自己的儿子、自己那个聪明绝顶、惊才绝艳的儿子,竟然被个商户家的寡妇惦记上了,这怎么能不叫她恨得牙痒痒。
“母亲?”知道母亲说的那个人是谁。
其实,对此,他也是头疼不已。不过就在客栈里见上一面,那个女人竟然就那样地追到京城。虽说,后来,那个女人被母亲以警告的意味、送回了家,可还是抵不住一些好事之人,嫌弃事不够大地添油加醋地胡说一通。
叹了口气,于风池顿了顿,没说话,他不想提及此事。
哪知,金氏今日算是卯上了般,又不依不饶地追问。
被自家母亲烦的不行的于风池,终于丢下一句:“母亲不是差点给儿子定了一门亲事吗?”
金氏:“……”原来,儿子竟然都知道。空气一时有些凝重。
见儿子在那沉默不语,金氏也满是迟疑和恼恨。
她怎么会想到那李家大房的孩子、上次会那么巧地救了麟儿的眼睛;又怎么会料到自家女儿还和人家认了姐弟;当然了,她是更加不会想到、这个没有父母庇护的孩子,竟然拥有这份本事。
当下,斟酌了一番,金氏便试探着对于风池道:“如今这般,哪里还有什么婚约之说。再说,你们不是也认了兄弟吗?
既然,皇帝已经派礼部左侍郎张大人去了西南,想来那孩子不久就要回京了。我想着那孩子既然治好了咱们麟哥儿的眼睛,又与咱们家有这份关系,不如,就请回来坐坐?”

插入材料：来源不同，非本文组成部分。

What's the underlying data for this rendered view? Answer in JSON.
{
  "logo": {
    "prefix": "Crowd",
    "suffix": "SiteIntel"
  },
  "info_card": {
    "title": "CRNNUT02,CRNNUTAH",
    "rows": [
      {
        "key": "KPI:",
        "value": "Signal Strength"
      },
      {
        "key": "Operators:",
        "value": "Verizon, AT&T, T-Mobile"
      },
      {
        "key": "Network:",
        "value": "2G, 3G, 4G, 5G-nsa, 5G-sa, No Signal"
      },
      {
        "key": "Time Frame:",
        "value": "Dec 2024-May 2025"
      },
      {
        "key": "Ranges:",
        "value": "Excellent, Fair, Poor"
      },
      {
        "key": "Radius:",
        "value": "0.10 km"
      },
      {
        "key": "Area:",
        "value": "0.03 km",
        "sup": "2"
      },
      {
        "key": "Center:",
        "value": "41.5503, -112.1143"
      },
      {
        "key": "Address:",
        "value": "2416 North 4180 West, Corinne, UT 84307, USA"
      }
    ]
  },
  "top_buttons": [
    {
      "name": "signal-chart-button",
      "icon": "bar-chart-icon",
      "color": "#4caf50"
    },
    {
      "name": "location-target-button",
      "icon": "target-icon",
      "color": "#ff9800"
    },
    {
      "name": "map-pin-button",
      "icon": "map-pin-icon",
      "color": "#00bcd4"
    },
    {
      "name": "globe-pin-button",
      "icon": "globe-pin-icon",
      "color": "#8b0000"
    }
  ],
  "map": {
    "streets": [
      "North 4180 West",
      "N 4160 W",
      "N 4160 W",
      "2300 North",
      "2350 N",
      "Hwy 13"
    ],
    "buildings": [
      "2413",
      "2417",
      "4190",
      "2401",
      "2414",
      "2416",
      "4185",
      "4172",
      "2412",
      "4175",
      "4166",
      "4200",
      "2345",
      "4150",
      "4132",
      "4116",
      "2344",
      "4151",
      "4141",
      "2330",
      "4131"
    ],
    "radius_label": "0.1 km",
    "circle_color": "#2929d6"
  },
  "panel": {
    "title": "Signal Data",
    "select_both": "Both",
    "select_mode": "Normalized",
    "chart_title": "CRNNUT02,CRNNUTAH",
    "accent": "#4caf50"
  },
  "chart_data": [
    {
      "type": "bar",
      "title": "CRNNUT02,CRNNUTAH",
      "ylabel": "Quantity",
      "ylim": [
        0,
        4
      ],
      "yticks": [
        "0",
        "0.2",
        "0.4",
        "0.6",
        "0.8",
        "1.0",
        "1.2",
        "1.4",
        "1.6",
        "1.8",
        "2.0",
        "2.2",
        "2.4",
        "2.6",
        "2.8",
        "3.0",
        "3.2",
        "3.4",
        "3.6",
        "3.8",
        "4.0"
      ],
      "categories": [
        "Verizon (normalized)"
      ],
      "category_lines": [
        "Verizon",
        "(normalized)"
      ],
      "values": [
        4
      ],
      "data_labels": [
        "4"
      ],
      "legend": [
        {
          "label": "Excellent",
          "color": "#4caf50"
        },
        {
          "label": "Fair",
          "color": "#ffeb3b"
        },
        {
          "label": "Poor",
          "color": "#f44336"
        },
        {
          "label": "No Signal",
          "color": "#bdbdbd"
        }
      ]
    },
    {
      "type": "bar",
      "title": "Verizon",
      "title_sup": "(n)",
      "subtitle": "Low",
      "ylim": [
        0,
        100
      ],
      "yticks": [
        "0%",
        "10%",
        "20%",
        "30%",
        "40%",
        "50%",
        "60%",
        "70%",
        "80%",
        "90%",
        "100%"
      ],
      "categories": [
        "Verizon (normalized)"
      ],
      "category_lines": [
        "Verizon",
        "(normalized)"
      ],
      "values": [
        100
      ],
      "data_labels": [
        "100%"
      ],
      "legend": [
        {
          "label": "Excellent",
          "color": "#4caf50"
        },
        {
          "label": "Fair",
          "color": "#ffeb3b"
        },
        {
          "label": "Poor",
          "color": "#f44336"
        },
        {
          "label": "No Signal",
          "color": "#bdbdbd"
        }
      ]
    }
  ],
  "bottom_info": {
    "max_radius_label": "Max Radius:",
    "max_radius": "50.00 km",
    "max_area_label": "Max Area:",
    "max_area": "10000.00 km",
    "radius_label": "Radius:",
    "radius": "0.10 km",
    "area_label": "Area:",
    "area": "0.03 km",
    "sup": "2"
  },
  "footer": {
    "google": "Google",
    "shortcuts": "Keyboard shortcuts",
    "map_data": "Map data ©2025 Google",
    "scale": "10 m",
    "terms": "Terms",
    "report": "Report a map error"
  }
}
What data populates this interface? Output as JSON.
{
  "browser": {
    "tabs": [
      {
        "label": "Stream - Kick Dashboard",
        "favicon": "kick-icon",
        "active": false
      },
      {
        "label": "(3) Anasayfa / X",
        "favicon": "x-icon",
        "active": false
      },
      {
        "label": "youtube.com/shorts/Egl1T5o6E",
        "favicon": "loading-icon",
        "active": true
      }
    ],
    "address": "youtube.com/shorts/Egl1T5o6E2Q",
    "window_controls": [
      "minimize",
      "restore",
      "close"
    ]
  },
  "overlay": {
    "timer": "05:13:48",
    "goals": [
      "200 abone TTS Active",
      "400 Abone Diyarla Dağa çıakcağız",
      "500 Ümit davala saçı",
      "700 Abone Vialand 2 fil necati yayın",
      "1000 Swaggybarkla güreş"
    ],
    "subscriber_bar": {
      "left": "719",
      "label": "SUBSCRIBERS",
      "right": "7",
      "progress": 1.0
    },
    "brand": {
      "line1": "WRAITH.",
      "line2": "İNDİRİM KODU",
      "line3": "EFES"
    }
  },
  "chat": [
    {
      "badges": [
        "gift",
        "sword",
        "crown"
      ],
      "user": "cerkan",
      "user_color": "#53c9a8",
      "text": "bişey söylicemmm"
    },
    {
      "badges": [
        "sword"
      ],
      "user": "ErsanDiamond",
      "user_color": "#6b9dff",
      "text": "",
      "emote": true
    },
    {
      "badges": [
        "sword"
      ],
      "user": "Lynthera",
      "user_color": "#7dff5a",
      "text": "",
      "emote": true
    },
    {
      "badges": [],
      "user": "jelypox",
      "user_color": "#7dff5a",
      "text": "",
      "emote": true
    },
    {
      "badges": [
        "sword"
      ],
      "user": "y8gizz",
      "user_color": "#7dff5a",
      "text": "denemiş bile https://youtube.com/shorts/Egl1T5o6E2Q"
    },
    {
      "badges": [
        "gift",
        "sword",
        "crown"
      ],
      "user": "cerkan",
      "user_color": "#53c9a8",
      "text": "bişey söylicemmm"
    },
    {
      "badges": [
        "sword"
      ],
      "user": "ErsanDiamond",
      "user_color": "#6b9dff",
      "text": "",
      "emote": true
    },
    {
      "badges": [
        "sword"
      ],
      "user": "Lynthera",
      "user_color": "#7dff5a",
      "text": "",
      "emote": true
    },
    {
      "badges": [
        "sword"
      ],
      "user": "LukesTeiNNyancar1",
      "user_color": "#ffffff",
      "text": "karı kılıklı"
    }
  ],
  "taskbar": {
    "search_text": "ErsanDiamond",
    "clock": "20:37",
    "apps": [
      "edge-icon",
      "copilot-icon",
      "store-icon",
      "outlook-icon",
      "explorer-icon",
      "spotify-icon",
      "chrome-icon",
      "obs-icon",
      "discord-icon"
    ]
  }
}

看了眼自家母亲,于风池头疼的同时,心里不免叹了口气。
这些年来,也不知是不是这日子太顺遂了,还是被外面的那些人捧的惯了,母亲越发地自负了。
他瞧着、自己的那位宁弟虽是个热心的人,可更是个爱憎分明的人。
这么些年来,他们两家一点来往没有,他也不知母亲到底哪里来的自信肯定,到时、那宁弟就一定会上门。
只是,因着眼前之人毕竟是自己的母亲,于风池觉得自己又实在不好当面泼冷水,
被自家儿子就这般看着,金氏不免有些讪讪然。
自己当年的确是因为对方落魄了,所以才……那样的嘛!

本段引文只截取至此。